Namely, ELTeC novels in so-called level-2 format were developed within COST Action CA16204 Distant Reading for European Literary History (2017 - 2022) and they are valuable resource to be published in LLOD. Three data collection were used: https://github.com/COST-ELTeC/ELTeC-por/tree/master/level2, https://github.com/COST-ELTeC/ELTeC-slv/tree/master/level2, https://github.com/COST-ELTeC/ELTeC-srp/tree/master/level2.
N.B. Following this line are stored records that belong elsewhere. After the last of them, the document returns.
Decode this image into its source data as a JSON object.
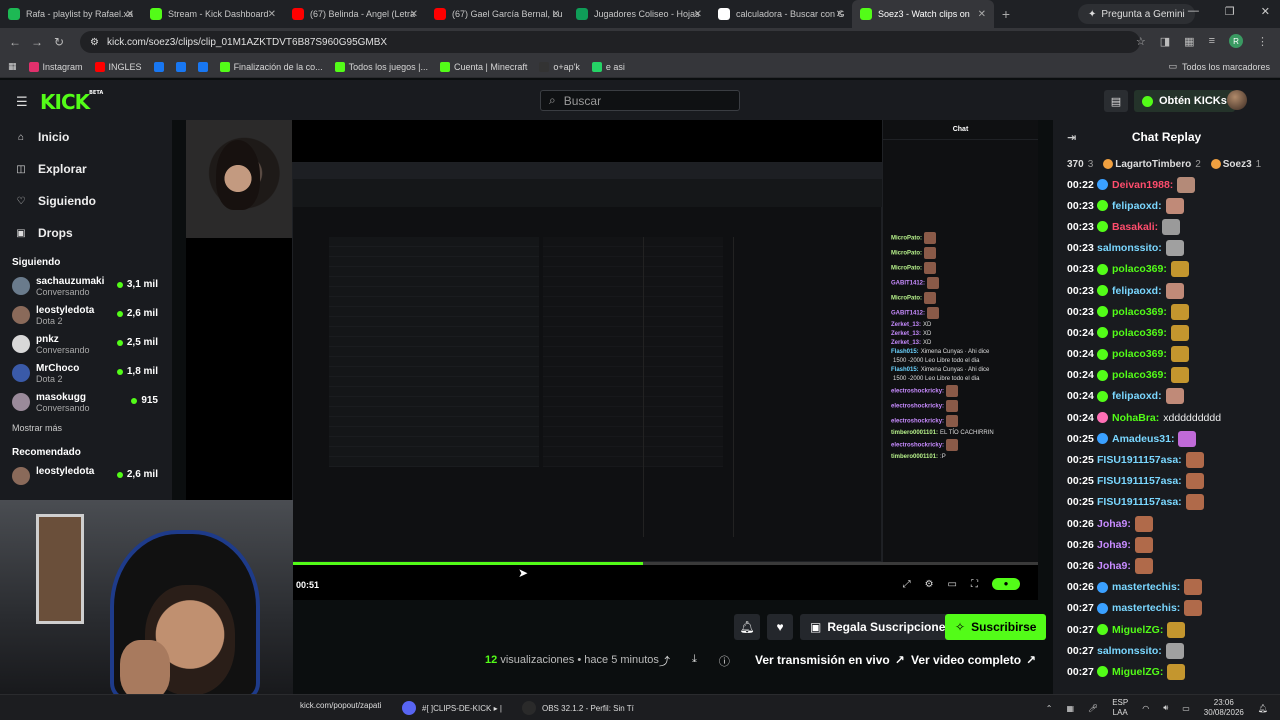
{
  "browser": {
    "tabs": [
      {
        "title": "Rafa - playlist by Rafael.xa",
        "color": "#1db954",
        "active": false
      },
      {
        "title": "Stream - Kick Dashboard",
        "color": "#53fc18",
        "active": false
      },
      {
        "title": "(67) Belinda - Angel (Letra",
        "color": "#ff0000",
        "active": false
      },
      {
        "title": "(67) Gael García Bernal, Lu",
        "color": "#ff0000",
        "active": false
      },
      {
        "title": "Jugadores Coliseo - Hojas",
        "color": "#0f9d58",
        "active": false
      },
      {
        "title": "calculadora - Buscar con G",
        "color": "#ffffff",
        "active": false
      },
      {
        "title": "Soez3 - Watch clips on",
        "color": "#53fc18",
        "active": true
      }
    ],
    "new_tab": "+",
    "gemini_label": "Pregunta a Gemini",
    "url": "kick.com/soez3/clips/clip_01M1AZKTDVT6B87S960G95GMBX",
    "bookmarks": [
      {
        "label": "Instagram",
        "color": "#e1306c"
      },
      {
        "label": "INGLES",
        "color": "#ff0000"
      },
      {
        "label": "",
        "color": "#1877f2"
      },
      {
        "label": "",
        "color": "#1877f2"
      },
      {
        "label": "",
        "color": "#1877f2"
      },
      {
        "label": "Finalización de la co...",
        "color": "#53fc18"
      },
      {
        "label": "Todos los juegos |...",
        "color": "#53fc18"
      },
      {
        "label": "Cuenta | Minecraft",
        "color": "#53fc18"
      },
      {
        "label": "o+ap'k",
        "color": "#333333"
      },
      {
        "label": "e asi",
        "color": "#25d366"
      }
    ],
    "all_bookmarks": "Todos los marcadores",
    "profile_initial": "R"
  },
  "header": {
    "logo": "KICK",
    "logo_badge": "BETA",
    "search_placeholder": "Buscar",
    "get_kicks": "Obtén KICKs"
  },
  "sidebar": {
    "nav": [
      {
        "label": "Inicio",
        "icon": "home-icon",
        "glyph": "⌂"
      },
      {
        "label": "Explorar",
        "icon": "compass-icon",
        "glyph": "◫"
      },
      {
        "label": "Siguiendo",
        "icon": "heart-icon",
        "glyph": "♡"
      },
      {
        "label": "Drops",
        "icon": "gift-icon",
        "glyph": "▣"
      }
    ],
    "following_title": "Siguiendo",
    "following": [
      {
        "name": "sachauzumaki",
        "category": "Conversando",
        "viewers": "3,1 mil",
        "color": "#6a7b8c"
      },
      {
        "name": "leostyledota",
        "category": "Dota 2",
        "viewers": "2,6 mil",
        "color": "#8a6a5a"
      },
      {
        "name": "pnkz",
        "category": "Conversando",
        "viewers": "2,5 mil",
        "color": "#d8d8d8"
      },
      {
        "name": "MrChoco",
        "category": "Dota 2",
        "viewers": "1,8 mil",
        "color": "#3a5aa8"
      },
      {
        "name": "masokugg",
        "category": "Conversando",
        "viewers": "915",
        "color": "#9a8a9a"
      }
    ],
    "show_more": "Mostrar más",
    "recommended_title": "Recomendado",
    "recommended": [
      {
        "name": "leostyledota",
        "category": "",
        "viewers": "2,6 mil",
        "color": "#8a6a5a"
      }
    ]
  },
  "player": {
    "time": "00:51",
    "progress": 0.47,
    "inner_chat_title": "Chat",
    "inner_chat": [
      {
        "user": "MicroPato:",
        "text": "",
        "cls": "g",
        "emote": true
      },
      {
        "user": "MicroPato:",
        "text": "",
        "cls": "g",
        "emote": true
      },
      {
        "user": "MicroPato:",
        "text": "",
        "cls": "g",
        "emote": true
      },
      {
        "user": "GABIT1412:",
        "text": "",
        "cls": "p",
        "emote": true
      },
      {
        "user": "MicroPato:",
        "text": "",
        "cls": "g",
        "emote": true
      },
      {
        "user": "GABIT1412:",
        "text": "",
        "cls": "p",
        "emote": true
      },
      {
        "user": "Zerket_13:",
        "text": "XD",
        "cls": "p",
        "emote": false
      },
      {
        "user": "Zerket_13:",
        "text": "XD",
        "cls": "p",
        "emote": false
      },
      {
        "user": "Zerket_13:",
        "text": "XD",
        "cls": "p",
        "emote": false
      },
      {
        "user": "Flash015:",
        "text": "Ximena Cunyas · Ahi dice",
        "cls": "",
        "emote": false
      },
      {
        "user": "",
        "text": "1500 -2000 Leo Libre todo el dia",
        "cls": "",
        "emote": false
      },
      {
        "user": "Flash015:",
        "text": "Ximena Cunyas · Ahi dice",
        "cls": "",
        "emote": false
      },
      {
        "user": "",
        "text": "1500 -2000 Leo Libre todo el dia",
        "cls": "",
        "emote": false
      },
      {
        "user": "electroshockricky:",
        "text": "",
        "cls": "p",
        "emote": true
      },
      {
        "user": "electroshockricky:",
        "text": "",
        "cls": "p",
        "emote": true
      },
      {
        "user": "electroshockricky:",
        "text": "",
        "cls": "p",
        "emote": true
      },
      {
        "user": "timbero0001101:",
        "text": "EL TÍO CACHIRRIN",
        "cls": "g",
        "emote": false
      },
      {
        "user": "electroshockricky:",
        "text": "",
        "cls": "p",
        "emote": true
      },
      {
        "user": "timbero0001101:",
        "text": ":P",
        "cls": "g",
        "emote": false
      }
    ]
  },
  "actions": {
    "gift_label": "Regala Suscripciones",
    "subscribe_label": "Suscribirse",
    "views_count": "12",
    "views_label": "visualizaciones",
    "ago": "hace 5 minutos",
    "watch_live": "Ver transmisión en vivo",
    "watch_full": "Ver video completo"
  },
  "chat": {
    "title": "Chat Replay",
    "leaderboard": [
      {
        "name": "370",
        "count": "3"
      },
      {
        "name": "LagartoTimbero",
        "count": "2"
      },
      {
        "name": "Soez3",
        "count": "1"
      }
    ],
    "messages": [
      {
        "ts": "00:22",
        "user": "Deivan1988:",
        "text": "",
        "color": "#ff4d6d",
        "badge": "#3aa0ff",
        "emote": "#b48a78"
      },
      {
        "ts": "00:23",
        "user": "felipaoxd:",
        "text": "",
        "color": "#7ad7ff",
        "badge": "#53fc18",
        "emote": "#c08a78"
      },
      {
        "ts": "00:23",
        "user": "Basakali:",
        "text": "",
        "color": "#ff4d6d",
        "badge": "#53fc18",
        "emote": "#9a9a9a"
      },
      {
        "ts": "00:23",
        "user": "salmonssito:",
        "text": "",
        "color": "#7ad7ff",
        "badge": "",
        "emote": "#a0a0a0"
      },
      {
        "ts": "00:23",
        "user": "polaco369:",
        "text": "",
        "color": "#53fc18",
        "badge": "#53fc18",
        "emote": "#c4962e"
      },
      {
        "ts": "00:23",
        "user": "felipaoxd:",
        "text": "",
        "color": "#7ad7ff",
        "badge": "#53fc18",
        "emote": "#c08a78"
      },
      {
        "ts": "00:23",
        "user": "polaco369:",
        "text": "",
        "color": "#53fc18",
        "badge": "#53fc18",
        "emote": "#c4962e"
      },
      {
        "ts": "00:24",
        "user": "polaco369:",
        "text": "",
        "color": "#53fc18",
        "badge": "#53fc18",
        "emote": "#c4962e"
      },
      {
        "ts": "00:24",
        "user": "polaco369:",
        "text": "",
        "color": "#53fc18",
        "badge": "#53fc18",
        "emote": "#c4962e"
      },
      {
        "ts": "00:24",
        "user": "polaco369:",
        "text": "",
        "color": "#53fc18",
        "badge": "#53fc18",
        "emote": "#c4962e"
      },
      {
        "ts": "00:24",
        "user": "felipaoxd:",
        "text": "",
        "color": "#7ad7ff",
        "badge": "#53fc18",
        "emote": "#c08a78"
      },
      {
        "ts": "00:24",
        "user": "NohaBra:",
        "text": "xddddddddd",
        "color": "#53fc18",
        "badge": "#ff6fb5",
        "emote": ""
      },
      {
        "ts": "00:25",
        "user": "Amadeus31:",
        "text": "",
        "color": "#7ad7ff",
        "badge": "#3aa0ff",
        "emote": "#c06ad8"
      },
      {
        "ts": "00:25",
        "user": "FISU1911157asa:",
        "text": "",
        "color": "#7ad7ff",
        "badge": "",
        "emote": "#b06a4a"
      },
      {
        "ts": "00:25",
        "user": "FISU1911157asa:",
        "text": "",
        "color": "#7ad7ff",
        "badge": "",
        "emote": "#b06a4a"
      },
      {
        "ts": "00:25",
        "user": "FISU1911157asa:",
        "text": "",
        "color": "#7ad7ff",
        "badge": "",
        "emote": "#b06a4a"
      },
      {
        "ts": "00:26",
        "user": "Joha9:",
        "text": "",
        "color": "#c78bff",
        "badge": "",
        "emote": "#b06a4a"
      },
      {
        "ts": "00:26",
        "user": "Joha9:",
        "text": "",
        "color": "#c78bff",
        "badge": "",
        "emote": "#b06a4a"
      },
      {
        "ts": "00:26",
        "user": "Joha9:",
        "text": "",
        "color": "#c78bff",
        "badge": "",
        "emote": "#b06a4a"
      },
      {
        "ts": "00:26",
        "user": "mastertechis:",
        "text": "",
        "color": "#7ad7ff",
        "badge": "#3aa0ff",
        "emote": "#b06a4a"
      },
      {
        "ts": "00:27",
        "user": "mastertechis:",
        "text": "",
        "color": "#7ad7ff",
        "badge": "#3aa0ff",
        "emote": "#b06a4a"
      },
      {
        "ts": "00:27",
        "user": "MiguelZG:",
        "text": "",
        "color": "#53fc18",
        "badge": "#53fc18",
        "emote": "#c4962e"
      },
      {
        "ts": "00:27",
        "user": "salmonssito:",
        "text": "",
        "color": "#7ad7ff",
        "badge": "",
        "emote": "#a0a0a0"
      },
      {
        "ts": "00:27",
        "user": "MiguelZG:",
        "text": "",
        "color": "#53fc18",
        "badge": "#53fc18",
        "emote": "#c4962e"
      }
    ]
  },
  "taskbar": {
    "items": [
      {
        "label": "kick.com/popout/zapati",
        "color": "#333333"
      },
      {
        "label": "#[ ]CLIPS-DE-KICK ▸ |",
        "color": "#5865f2"
      },
      {
        "label": "OBS 32.1.2 - Perfil: Sin Tí",
        "color": "#2a2a2a"
      }
    ],
    "lang": "ESP",
    "layout": "LAA",
    "time": "23:06",
    "date": "30/08/2026"
  }
}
Metadata for selected novels are linked with already available in Wikidata, named WikiELTeC, as described in "From ELTeC Text Collection Metadata and Named Entities to Linked-data (and Back)" by Milica Ikonic Nešić, Ranka Stanković, Christof Schoch, Mihailo Škorić, http://www.lrec-conf.org/proceedings/lrec2022/workshops/LDL/pdf/2022.ldl2022-1.2.pdf
The NLP Interchange Format (NIF), designed to facilitate the integration of NLP tools in knowledge extraction pipelines, provides support for part-of-speech tagging, lemmatization and entity annotation, enabling ELTeC level-2 layers transformation. Python code, including Jupyter notebook, is prepared for export from XML/TEI into NIF, available in colab subfolder. For Wikidata management mkwikidata (https://pypi.org/project/mkwikidata/) library was used and for working with RDF rdflib (https://rdflib.readthedocs.io/en/stable/index.html).
Samples of NIF files are in NIF subfolder.